Та-ак!.. − Паутов, вытянувшись на шконке, вертел в руках книжонку. − «Правила внутреннего распорядка следственных изоляторов уголовно-исполнительной системы МЮ РФ». Ого! − бросился ему в глаза синий штампик вверху: «Для служебного пользования». − Хуй бы мне их выдали, если бы я сам, к примеру, вздумал вдруг попросить почитать «для ознакомления». Любопытно… По логике вещей они бы в мои руки здесь попасть никогда не должны были, эти «Правила», получается. И тем не менее – попали! Очередное маленькое чудо. Очередная случайность. Хм…

Ладно, открываем, читаем. Так… Так… Это неинтересно… Это тоже неинтересно… «Обязаны»… «Обязаны»… Опять, блядь, «обязаны»!.. А это что такое?!.. Ага! А вот это, кажется, стоит почитать повнимательней, − он пошевелился, устраиваясь поудобнее.

Раздел IX, п. 98. «Жалобы, адресованные Уполномоченному по правам человека в РФ, просмотру не подлежат (ст. 19 Федерального конституционного закона “Об Уполномоченном по правам человека в РФ”)».

О-очень интересно! Ну, просто очень! Просмотру, значит, не подлежат? Что ж, примем к сведению. «Имей в виду, я это всё запомню», – как говорил Мефистофель Фаусту. А зря ты мне, пожалуй, книжечку-то эту дал! − мысленно со злорадством обратился он к ничего плохого не подозревающему пока простодушному подполковнику. Твёрдо уверенному, по всей видимости, что клиент читает и проникается. − Это, мой дорогой, была серьё-ёзная ошибочка. Дорого же она тебе обойдётся. Ах, как дорого! Ну, к этому мы ещё вернёмся. В своё время, − Паутов невольно покосился на листок со стихами. Он как раз думал уже, что же с ним делать? С листком с этим? Первые стихи! Можно, конечно, наизусть выучить и порвать, но жалко почему-то. А чтобы пидоры эти лапали и читали, тоже не хочется. Порвать уж тогда лучше! Но вот, кажется… Ладно!

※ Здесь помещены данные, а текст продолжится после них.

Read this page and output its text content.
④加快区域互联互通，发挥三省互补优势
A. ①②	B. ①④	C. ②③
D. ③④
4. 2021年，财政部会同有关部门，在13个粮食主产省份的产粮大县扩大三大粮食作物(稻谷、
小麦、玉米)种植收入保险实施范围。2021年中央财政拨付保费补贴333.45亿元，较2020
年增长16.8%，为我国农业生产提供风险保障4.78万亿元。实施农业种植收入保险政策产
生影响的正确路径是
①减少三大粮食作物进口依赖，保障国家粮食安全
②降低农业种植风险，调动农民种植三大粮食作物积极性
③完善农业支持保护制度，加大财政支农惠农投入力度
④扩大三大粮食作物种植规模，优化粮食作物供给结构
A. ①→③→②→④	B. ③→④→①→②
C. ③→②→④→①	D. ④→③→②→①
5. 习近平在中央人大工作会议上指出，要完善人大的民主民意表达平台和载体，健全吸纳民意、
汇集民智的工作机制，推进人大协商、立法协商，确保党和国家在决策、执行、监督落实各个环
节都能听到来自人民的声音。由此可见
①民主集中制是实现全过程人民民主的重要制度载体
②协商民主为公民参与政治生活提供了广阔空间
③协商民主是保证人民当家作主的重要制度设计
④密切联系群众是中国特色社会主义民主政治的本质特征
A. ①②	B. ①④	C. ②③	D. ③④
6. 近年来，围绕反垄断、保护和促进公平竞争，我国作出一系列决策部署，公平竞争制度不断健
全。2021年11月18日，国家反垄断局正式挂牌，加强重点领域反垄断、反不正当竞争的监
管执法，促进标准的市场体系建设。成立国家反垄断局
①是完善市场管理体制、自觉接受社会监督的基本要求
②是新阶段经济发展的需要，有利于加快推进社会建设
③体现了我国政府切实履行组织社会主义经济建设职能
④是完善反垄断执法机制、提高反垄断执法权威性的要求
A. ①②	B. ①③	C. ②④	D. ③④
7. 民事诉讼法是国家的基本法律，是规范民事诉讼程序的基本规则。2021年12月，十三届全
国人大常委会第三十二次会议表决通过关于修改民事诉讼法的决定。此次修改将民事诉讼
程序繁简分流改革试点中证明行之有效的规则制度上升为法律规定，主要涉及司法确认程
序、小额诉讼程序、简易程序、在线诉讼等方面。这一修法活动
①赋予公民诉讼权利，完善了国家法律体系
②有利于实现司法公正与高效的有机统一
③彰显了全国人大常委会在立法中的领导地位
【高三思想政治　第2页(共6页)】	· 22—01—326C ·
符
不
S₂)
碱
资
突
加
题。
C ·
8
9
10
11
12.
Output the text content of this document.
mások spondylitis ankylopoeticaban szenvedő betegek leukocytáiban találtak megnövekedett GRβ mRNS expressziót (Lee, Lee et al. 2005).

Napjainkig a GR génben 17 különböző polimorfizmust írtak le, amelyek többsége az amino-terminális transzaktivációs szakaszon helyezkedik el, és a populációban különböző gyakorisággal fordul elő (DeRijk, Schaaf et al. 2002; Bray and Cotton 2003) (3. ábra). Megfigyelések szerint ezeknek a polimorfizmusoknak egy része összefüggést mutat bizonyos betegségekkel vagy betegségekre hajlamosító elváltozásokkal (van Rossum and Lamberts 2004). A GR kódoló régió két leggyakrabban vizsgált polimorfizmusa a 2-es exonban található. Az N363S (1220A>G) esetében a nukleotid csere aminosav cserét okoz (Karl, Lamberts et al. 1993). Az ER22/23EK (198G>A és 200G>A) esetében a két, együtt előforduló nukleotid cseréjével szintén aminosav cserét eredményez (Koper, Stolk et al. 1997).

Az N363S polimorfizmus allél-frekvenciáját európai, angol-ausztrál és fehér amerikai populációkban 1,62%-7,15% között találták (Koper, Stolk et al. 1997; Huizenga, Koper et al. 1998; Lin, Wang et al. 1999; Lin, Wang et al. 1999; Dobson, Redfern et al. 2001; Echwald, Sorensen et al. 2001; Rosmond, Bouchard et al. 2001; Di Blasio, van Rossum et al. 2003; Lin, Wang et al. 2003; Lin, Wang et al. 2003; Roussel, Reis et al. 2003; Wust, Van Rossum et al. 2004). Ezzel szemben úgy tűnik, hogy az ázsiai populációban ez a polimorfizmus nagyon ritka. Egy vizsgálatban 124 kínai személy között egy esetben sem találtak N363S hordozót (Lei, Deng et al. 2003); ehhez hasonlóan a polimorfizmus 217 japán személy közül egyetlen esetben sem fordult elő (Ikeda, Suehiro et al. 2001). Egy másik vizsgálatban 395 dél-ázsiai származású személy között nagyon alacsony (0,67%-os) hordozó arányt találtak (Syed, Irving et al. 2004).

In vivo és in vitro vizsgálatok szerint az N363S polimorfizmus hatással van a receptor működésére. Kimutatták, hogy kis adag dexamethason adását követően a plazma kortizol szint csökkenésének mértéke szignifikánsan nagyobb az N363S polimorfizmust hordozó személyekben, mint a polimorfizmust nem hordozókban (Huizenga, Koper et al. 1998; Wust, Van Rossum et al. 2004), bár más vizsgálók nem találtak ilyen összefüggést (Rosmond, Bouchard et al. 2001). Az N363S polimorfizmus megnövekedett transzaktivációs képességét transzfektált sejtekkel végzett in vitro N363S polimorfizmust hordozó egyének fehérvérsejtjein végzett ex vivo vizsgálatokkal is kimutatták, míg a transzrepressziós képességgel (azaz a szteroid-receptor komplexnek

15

Так, дальше там что? Есть ещё что-нибудь интересное? Так… Так… Не, дальше какая-то лабуда. Сплошные «обязан». Ну, ничего. И этого хватит.

Паутов снова полез в свой пакет и достал из него конверт. (Конверты, слава богу, у него не отняли. Равно как и ручку с бумагой. Ну, естественно! Заключённый же у нас имеет право жаловаться. Во все инстанции. Хоть в Спортлото! Так что… Нельзя-с. Отнимать.)

Ну-с?.. Какой там пунктик-то?.. Блядь, опять забыл! Надо наизусть зазубрить. Как таблицу умножения. Даже твёрже. Чтобы от зубов отскакивало. Хуй ли мне здесь таблица умножения? А это!..

Он с удовольствием полюбовался на сделанную им надпись:

 

«Жалоба, адресованная Уполномоченному по правам человека в РФ г-ну Маркину О.О. Просмотру не подлежит!!! “Правила внутреннего распорядка СИЗО”. Раздел IX, п.98. (Приказ № 148 от 12.05.1993 г.)»

 

Подумал немного и подчеркнул жирной чертой надпись о запрещении просмотра. После чего вложил в конверт все свои записи и тщательно его запечатал.

Во-от так! Попробуйте теперь вскройте. «Просмотрите»!.. Отчество господина Маркина, кстати, – Орестович. Почти Арестович. От слова «арест». Это так, значит, отца его звали. Блядь, что это за отец у него такой был? Начальник ГУИНа у нас – Злыднев, Уполномоченный по правам человека – Арестович. Пиздец, короче. Специально их там, что ли, подбирают?

 

…………………………………………………………………….

 

 

Стук ключом в дверь.

− Вылезьте из-под одеяла!

 

…………………………………………………………………….

 

 

− Вылезьте из-под одеяла!

 

………………..

 

− Вылезьте из-под одеяла!

 

………………..

 

− Немедленно вылезьте из-под одеяла!!

 

…………………………………………………………………….

 

 

Так прошло три дня. Ожесточение Паутова росло. Он даже не думал теперь уже, чем это всё для него может закончиться. И зачем он это делает. Начиналось всё, вроде, на эмоциях на голых, «где мои адвокаты?!» и пр., но теперь всё зашло уже слишком далеко. Трое суток сухой голодовки это вам не шутки. Это, по сути, уже на уровне выживания. Тут всё исключительно от организма зависит. От степени его выносливости. Кони можно в любой момент двинуть. Причём внезапно совершенно. В любой момент! Чик!.. И ты уже на небесах. При сухой всё именно так происходит. Сразу!

А чего, собственно, ради-то? Ради каких-то адвокатов? Да какая по большому счёту разница, когда именно они придут? Сегодня или через неделю?..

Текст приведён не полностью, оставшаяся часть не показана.